Apremilast provides benefit to cardiometabolic measures and psoriatic disease management regardless of patient’s diabetes status, according to new research.
In data presented at the Congress of Clinical Rheumatology (CCR) East 2023 Annual Meeting in Destin, FL, this week, investigators reported that the PDE4 inhibitor provided patients with psoriasis and/or psoriatic arthritis (PsA) meaningful benefit in weight and HbA1c reduction, as well as psoriatic disease outcomes including Routine Assessment of Patient Index Data 3 (RAPID3) and Physician Global Assessment (PGA) over 6 months.
What’s more, the benefit was observed in patients both with and without diabetes—a common comorbidity among patients with psoriatic disease. The findings add further dimension of benefit for apremilast, which additionally at CCR East 2023 was linked to similar clinical benefits in patients with obesity by the same research team.

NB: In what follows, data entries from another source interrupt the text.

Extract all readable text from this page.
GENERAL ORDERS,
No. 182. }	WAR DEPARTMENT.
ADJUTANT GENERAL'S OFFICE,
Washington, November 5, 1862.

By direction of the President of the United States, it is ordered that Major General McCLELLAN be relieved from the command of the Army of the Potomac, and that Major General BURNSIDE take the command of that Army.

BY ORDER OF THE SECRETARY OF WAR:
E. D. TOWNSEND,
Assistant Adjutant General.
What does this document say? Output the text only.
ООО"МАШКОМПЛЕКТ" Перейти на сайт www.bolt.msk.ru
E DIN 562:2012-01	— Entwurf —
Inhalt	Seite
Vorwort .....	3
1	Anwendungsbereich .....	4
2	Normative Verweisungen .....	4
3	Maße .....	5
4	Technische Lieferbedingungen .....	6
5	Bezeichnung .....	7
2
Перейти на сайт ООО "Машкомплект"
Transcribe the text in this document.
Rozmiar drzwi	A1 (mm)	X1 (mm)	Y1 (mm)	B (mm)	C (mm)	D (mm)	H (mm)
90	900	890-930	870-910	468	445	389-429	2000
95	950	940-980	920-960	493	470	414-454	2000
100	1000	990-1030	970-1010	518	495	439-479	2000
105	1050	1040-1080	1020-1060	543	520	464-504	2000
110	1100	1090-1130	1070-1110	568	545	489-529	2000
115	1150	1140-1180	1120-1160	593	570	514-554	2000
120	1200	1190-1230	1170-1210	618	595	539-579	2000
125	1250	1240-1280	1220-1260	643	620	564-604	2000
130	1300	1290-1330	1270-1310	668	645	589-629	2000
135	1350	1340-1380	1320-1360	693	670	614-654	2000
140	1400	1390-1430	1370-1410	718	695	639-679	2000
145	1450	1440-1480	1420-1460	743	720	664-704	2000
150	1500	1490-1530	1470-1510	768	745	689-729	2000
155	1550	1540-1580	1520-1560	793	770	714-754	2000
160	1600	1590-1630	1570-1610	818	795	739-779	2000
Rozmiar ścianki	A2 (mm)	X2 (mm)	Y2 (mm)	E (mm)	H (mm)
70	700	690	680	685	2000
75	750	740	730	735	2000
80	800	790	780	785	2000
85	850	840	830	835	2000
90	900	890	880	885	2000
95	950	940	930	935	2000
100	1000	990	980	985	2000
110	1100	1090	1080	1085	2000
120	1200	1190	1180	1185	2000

The investigators led by Kate Orroth, PhD, senior manager at the Amgen Center for Observational Research, conducted a real-world cohort analysis of US psoriasis and PsA patients who received apremilast over 6 months. The team sought the impact of the drug on patients’ changes in cardiometabolic and disease activity, stratified by diabetes status.
“Patients with psoriasis and PsA have a higher prevalence of cardiometabolic comorbidities like diabetes compared to the general population,” Orroth and colleagues wrote. “Clinical data have shown apremilast may reduce weight and glycated hemoglobin (HbA1c) levels. “
The team analyzed cohort data from the OM1 Real-World Cloud from March 2013 – November 2021 in order to provide an estimation of diabetes burden among psoriasis and PsA patients initiating apremilast for their psoriatic disease for ≥6 months. Patient diabetes status was defined by non-diabetic versus pre-diabetic or type 2 diabetes mellitus (T2DM).
Along with patient demographic and clinical characteristics, investigators reported baseline comorbidities and therapies, post-treatment changes in weight and HbA1c, and RAPID3 and PGA for each treated patient.
The final assessment included 8487 patients with psoriasis and PsA who initiated apremilast. Mean patient age was 55.2 years old; two-thirds (62.8%) were female, and one-fourth (23.6%) had either pre-diabetes or T2DM. Among the diabetic cohort, mean age was older than the non-diabetic cohort (59.0 years vs 54.0 years).
The rate of psoriatic Black patients with diabetes was nearly double that of those without (4.1% vs 2.3%); Hispanic patients were also more prevalent in the diabetes cohort (5.7% vs 3.6%). Another 28.3% of patients in the diabetic cohort had ≥2 comorbidities—the most common being hypertension (65.0%), dyslipidemia (57.0%), and cardiovascular disease (25.1%).
A majority of patients were obese or severely obese (58.8%); baseline mean HbA1c was 6.8%. Three-fourths (75.8%) of patients had psoriasis; two-thirds (68.1%) had PsA, and 44.0% had both.
At 6 months, patients with psoriatic disease and diabetes reported a mean -1.8% reduction in weight, versus -1.5% among patients without diabetes (P = .045). Patients with psoriatic disease and diabetes additionally reported a mean -1.5% reduction in HbA1c at 6 months, versus a mean -4.7% reduction among patients without diabetes.
In psoriatic disease measures, patients with diabetes more greatly improved mean RAPID3 (-11.3%) and PGA (-23.8%) scores at 6 months than patients without diabetes (-6.3% and -17.1%, respectively).
Regardless of diabetes status at baseline, 6-month apremilast was associated with reduced weight, HbA1c and psoriatic disease severity among patients with psoriasis and PsA.
“This real-world study highlights the significant cardiometabolic burden among psoriasis and PsA patients who initiated apremilast,” investigators wrote. “Similar to the clinical trials data, this study suggests apremilast may have beneficial effects on cardiometabolic markers in clinical practice including reductions in weight, HbA1c and improvements in psoriasis and PsA disease outcomes.”